PW parle avec Stephen Batchelor

Stephen Batchelor, enseignant et ancien moine bouddhiste qui a pris de l’importance après la publication de 1997 Bouddhisme sans croyancesoffre une exploration philosophique du bouddhisme laïque dans son dernier livre, Bouddha, Socrate et nous: vivant éthique dans les temps incertains (Yale, 26 août).
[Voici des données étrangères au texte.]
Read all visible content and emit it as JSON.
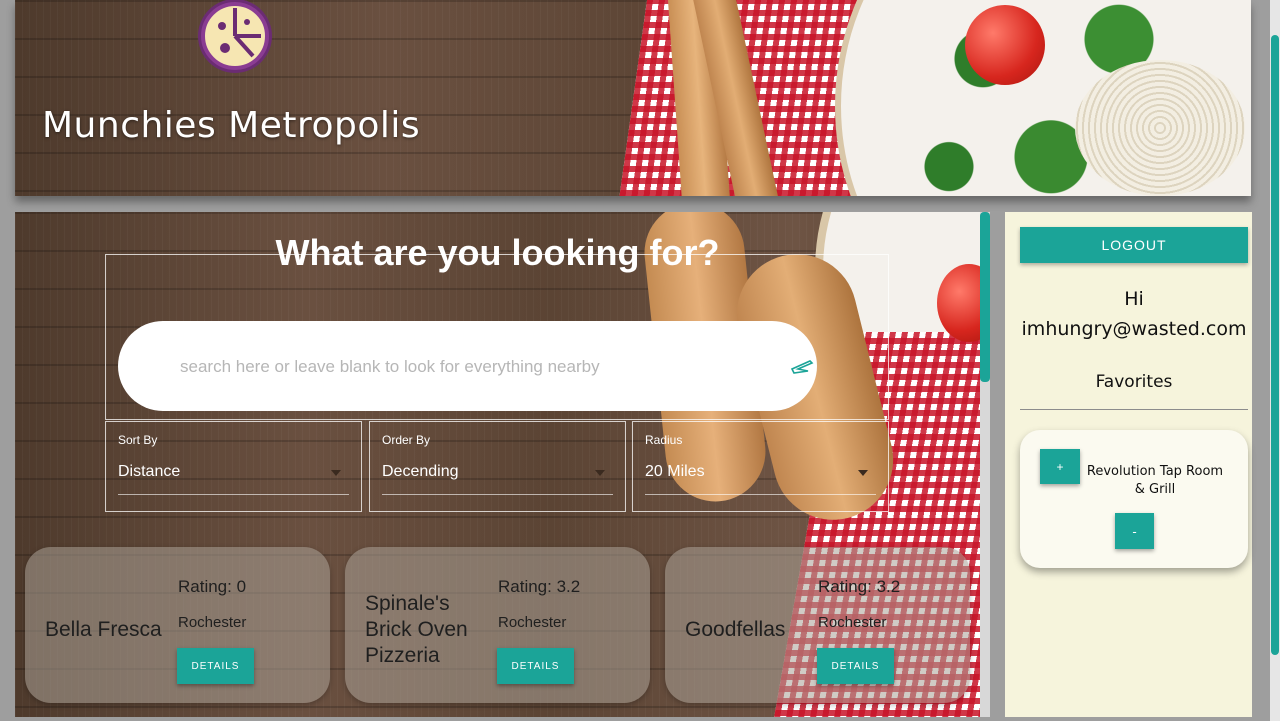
{
  "header": {
    "title": "Munchies Metropolis",
    "logo_icon": "pizza-logo-icon"
  },
  "search": {
    "heading": "What are you looking for?",
    "placeholder": "search here or leave blank to look for everything nearby",
    "value": "",
    "button_icon": "airplane-search-icon"
  },
  "filters": [
    {
      "label": "Sort By",
      "value": "Distance"
    },
    {
      "label": "Order By",
      "value": "Decending"
    },
    {
      "label": "Radius",
      "value": "20 Miles"
    }
  ],
  "results": [
    {
      "name": "Bella Fresca",
      "rating": "Rating: 0",
      "city": "Rochester",
      "button": "DETAILS"
    },
    {
      "name": "Spinale's Brick Oven Pizzeria",
      "rating": "Rating: 3.2",
      "city": "Rochester",
      "button": "DETAILS"
    },
    {
      "name": "Goodfellas",
      "rating": "Rating: 3.2",
      "city": "Rochester",
      "button": "DETAILS"
    }
  ],
  "sidebar": {
    "logout": "LOGOUT",
    "greeting": "Hi",
    "email": "imhungry@wasted.com",
    "favorites_title": "Favorites",
    "favorites": [
      {
        "add": "+",
        "name": "Revolution Tap Room & Grill",
        "remove": "-"
      }
    ]
  },
  "colors": {
    "accent": "#1ba498",
    "sidebar_bg": "#f6f4dc"
  }
}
En examinant les enseignements de deux contemporains inattendus, Batchelor soutient que les vies et les croyances du Bouddha et de Socrate coïncident largement les uns avec les autres, et que leurs positions communes sur l’éthique peuvent répondre à certaines des questions les plus pressantes d’aujourd’hui vers une vie fondée sur la compassion.

Quels parallèles entre ces deux-là vous ont le plus frappé au cours de vos recherches?
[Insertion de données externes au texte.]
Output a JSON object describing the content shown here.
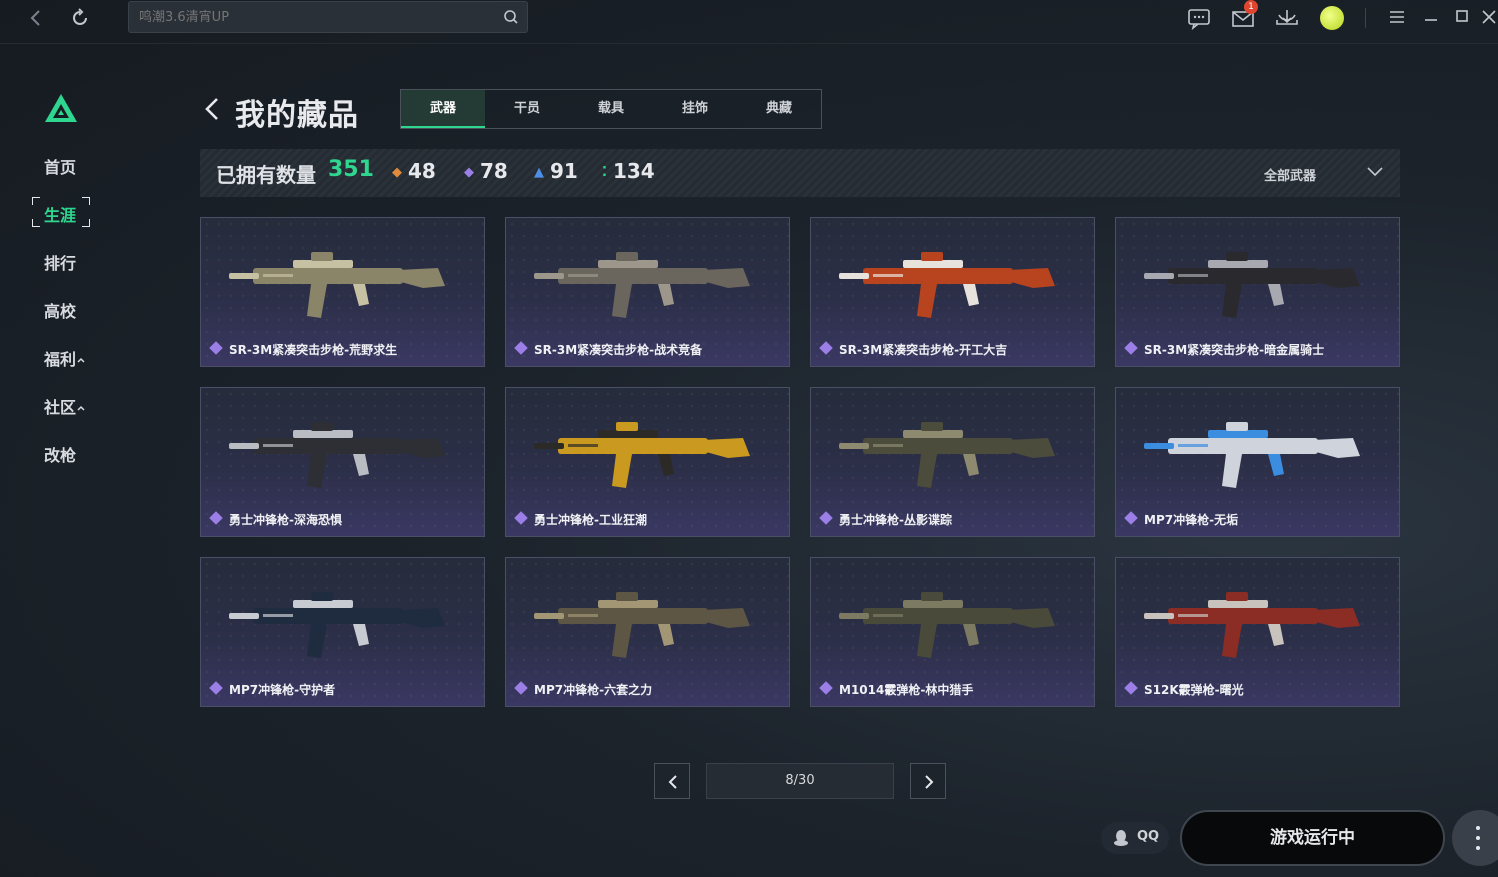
{
  "topbar": {
    "search_placeholder": "鸣潮3.6清宵UP",
    "mail_badge": "1"
  },
  "sidebar": {
    "items": [
      {
        "label": "首页"
      },
      {
        "label": "生涯",
        "active": true
      },
      {
        "label": "排行"
      },
      {
        "label": "高校"
      },
      {
        "label": "福利",
        "expandable": true
      },
      {
        "label": "社区",
        "expandable": true
      },
      {
        "label": "改枪"
      }
    ]
  },
  "header": {
    "title": "我的藏品",
    "tabs": [
      "武器",
      "干员",
      "载具",
      "挂饰",
      "典藏"
    ],
    "active_tab": "武器"
  },
  "stats": {
    "owned_label": "已拥有数量",
    "owned_count": "351",
    "rarity_counts": [
      {
        "value": "48",
        "color": "#e08a3c"
      },
      {
        "value": "78",
        "color": "#9b7fe6"
      },
      {
        "value": "91",
        "color": "#4f8ee6"
      },
      {
        "value": "134",
        "color": "#2fd68f"
      }
    ],
    "filter": "全部武器"
  },
  "items": [
    {
      "name": "SR-3M紧凑突击步枪-荒野求生",
      "colors": [
        "#8a8468",
        "#c7c1a3"
      ]
    },
    {
      "name": "SR-3M紧凑突击步枪-战术竞备",
      "colors": [
        "#6a665e",
        "#9c978a"
      ]
    },
    {
      "name": "SR-3M紧凑突击步枪-开工大吉",
      "colors": [
        "#b8431f",
        "#e8e2dc"
      ]
    },
    {
      "name": "SR-3M紧凑突击步枪-暗金属骑士",
      "colors": [
        "#2a2a2e",
        "#a8a8b0"
      ]
    },
    {
      "name": "勇士冲锋枪-深海恐惧",
      "colors": [
        "#2d2f35",
        "#b9bcc2"
      ]
    },
    {
      "name": "勇士冲锋枪-工业狂潮",
      "colors": [
        "#c99a1f",
        "#2b2a26"
      ]
    },
    {
      "name": "勇士冲锋枪-丛影谍踪",
      "colors": [
        "#4b4c3c",
        "#8d8a70"
      ]
    },
    {
      "name": "MP7冲锋枪-无垢",
      "colors": [
        "#cfd4dc",
        "#3b8de0"
      ]
    },
    {
      "name": "MP7冲锋枪-守护者",
      "colors": [
        "#1f2c3f",
        "#c8ccd2"
      ]
    },
    {
      "name": "MP7冲锋枪-六套之力",
      "colors": [
        "#5e5645",
        "#a39675"
      ]
    },
    {
      "name": "M1014霰弹枪-林中猎手",
      "colors": [
        "#4a4a3a",
        "#7d7a62"
      ]
    },
    {
      "name": "S12K霰弹枪-曙光",
      "colors": [
        "#8c2d25",
        "#c8c3bd"
      ]
    }
  ],
  "pagination": {
    "display": "8/30"
  },
  "footer": {
    "qq_label": "QQ",
    "launch_label": "游戏运行中"
  }
}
Les deux étaient principalement préoccupés par la façon de vivre une bonne vie ou ce que j’appelle l’éthique. Il s’agit de la façon dont nous devenons le genre de personnes que nous aspirons profondément et intuitivement à être à travers nos choix, nos actions et notre travail. L’éthique ne consiste pas à suivre les règles morales. L’éthique est vraiment une pratique de devenir pleinement humain, et ce que les Grecs ont appelé Eudaimoniace qui signifie florissant humain. Et donc les deux ont mis la métaphysique d’un côté – ils ne s’intéressaient pas à la nature ultime de la réalité. Ils se sont concentrés de plus en plus et exclusivement sur la question de savoir comment vous pouvez devenir une version plus pleinement réalisée de vous-même.

Pouvez-vous expliquer ce dont vous parlez dans le livre comme voie centrale, ou une approche non binaire de la vie éthiquement?
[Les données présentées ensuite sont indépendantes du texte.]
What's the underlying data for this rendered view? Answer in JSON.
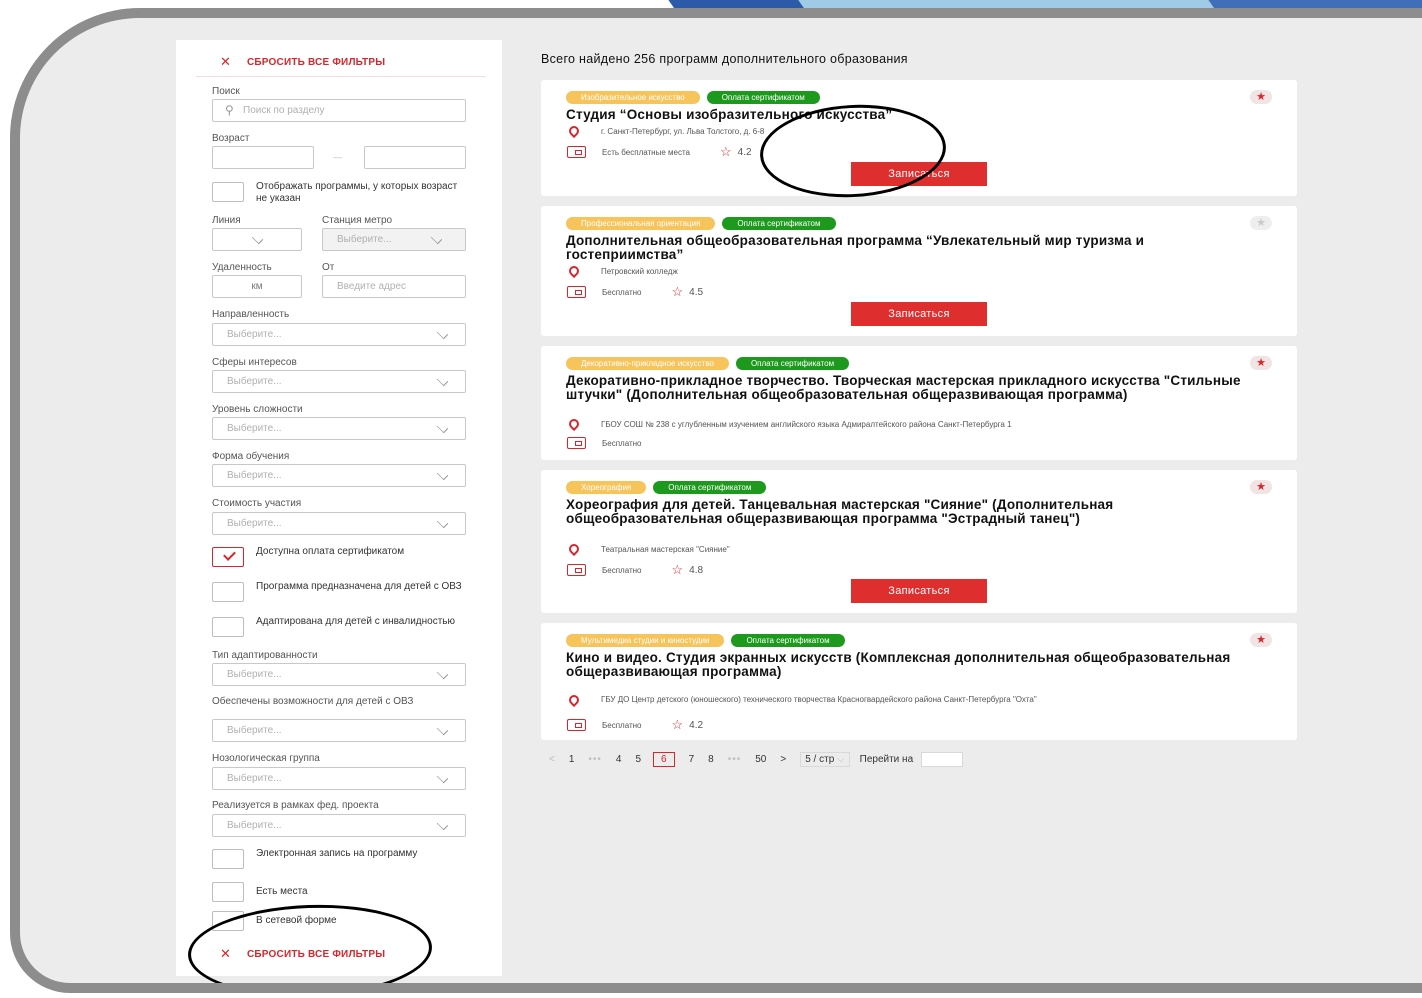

Le langage humain a tendance à nous faire réfléchir dans les catégories binaires – juste et mal, quelque chose étant réel et pas réel – tous ces opposés. Et la religion a souvent tendance à être le champion du bon côté du binaire. Mais le Bouddha était très clair, et beaucoup de ses disciples également, en reconnaissant que ces binaires ne sont pas réellement réels. L’approche de Socrate est de s’attacher sans cesse à une position centrale, ni affirmant ni niant, pour ainsi dire, mais poursuivant une vie de curiosité continue, de questionnement, d’être permis d’être surpris, étonné par la vie, plutôt que d’essayer sans fin de le cerner dans une boîte.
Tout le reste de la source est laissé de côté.